Enter Mourning: A memoir on death, dementia and coming home
By: Heather Menzies
Chapter 1: The Ground Begins to Shift (excerpt)
Ready to sew some voluptuous new fabric, I trawl the pale thread off the spool, channel it smoothly through the loop and begin the tricky descent that will lodge it invisible between the shiny chrome disks furnishing tension in my sewing machine. Then the world seems to tilt, and I’m not sure where the line goes next as a wave of grief engulfs me, the fact of Mum being dead nearly four years seemingly gone in the flash of my forgetfulness. I start again, wondering if Mum herself did the same thing, remembering all those months when she had my sewing machine at her place, the re-stitching jobs for which she’d borrowed it piling up undone and me impatient, muscling in to take over.
I draw out the thread once more, twist its light near-evanescence down and through the tension disks, then up again toward the second loop. Maybe it was her arthritis and the general weak grip she felt at times, making it difficult to grasp and hold something as insubstantial as thread. It’s taut now between my thumb and forefinger, and I hold it firm as I direct it through the intricate steps, twisting it around and up again to slide it inside the wire loop. Was it here that she had trouble, and was it her eyesight failing? Or was it her memory going blank halfway through the threading routine, a routine she knew by heart, for God’s sake. What could have been simpler?

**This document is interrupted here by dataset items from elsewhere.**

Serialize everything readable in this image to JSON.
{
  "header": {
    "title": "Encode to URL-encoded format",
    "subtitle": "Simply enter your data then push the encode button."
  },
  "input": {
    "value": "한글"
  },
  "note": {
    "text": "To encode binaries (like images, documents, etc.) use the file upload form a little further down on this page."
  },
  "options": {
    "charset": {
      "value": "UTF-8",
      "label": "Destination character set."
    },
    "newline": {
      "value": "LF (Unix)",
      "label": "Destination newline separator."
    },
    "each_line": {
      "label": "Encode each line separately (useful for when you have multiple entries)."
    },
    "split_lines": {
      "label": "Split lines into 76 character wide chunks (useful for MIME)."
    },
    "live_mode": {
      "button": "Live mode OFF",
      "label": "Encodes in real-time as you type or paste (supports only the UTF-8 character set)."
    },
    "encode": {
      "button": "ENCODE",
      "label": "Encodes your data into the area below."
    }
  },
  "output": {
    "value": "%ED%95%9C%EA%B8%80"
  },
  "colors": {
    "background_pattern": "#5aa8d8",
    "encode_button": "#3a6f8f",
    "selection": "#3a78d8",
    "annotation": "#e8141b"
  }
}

………. A couple of years later, she developed congestive heart failure and chose a high-risk heart surgery rather than a slow crippling of her life through shortness of breath. If she could get back to gardening, she told the surgeon who read her the risk stats, taking the chance was worth it. “I’ve had a good life. I’m ready to die,” she told me the night before the surgery. Sure I thought, because neither of us believed it; she looked indomitable as always. She scrubbed herself vigorously with the pre-surgery anti-bacterial soap, her eyes dancing with excitement at the imminent adventure. And sure enough, she bounced back from this health crisis too, and soon she was back to her garden, as planned. Yet the weeds started to make inroads, not immediately around the house, but in the border beds. She could in fact do less and less; the crab grass was the first to notice.
I did notice that she was repeating herself more than she used to do. She was forgetting the odd word or where she’d put something away. But she brushed it off if I asked her about it, saying she was just tired, and I let it go, her word trumping my sense of things as always. One day, though, I was outside finishing off some weeding while she started supper. She came out the back door to say: “You know, it’s the funniest thing. How do I make lemon-meringue pie? I can’t seem to remember.” I was shocked. But just as quickly, I moved to reassure her, telling her I’d be right in; we’d do it together. That would be nice. A few weeks later, Mum called me on the phone wanting to know where the applesauce maker was.
“’It’ll be in the same place. I just don’t know where that place is!’ she said.” I told her where to look, and didn’t hear back, so I assumed that all was well and I, feeling relieved and reprieved as well, carried on with my life.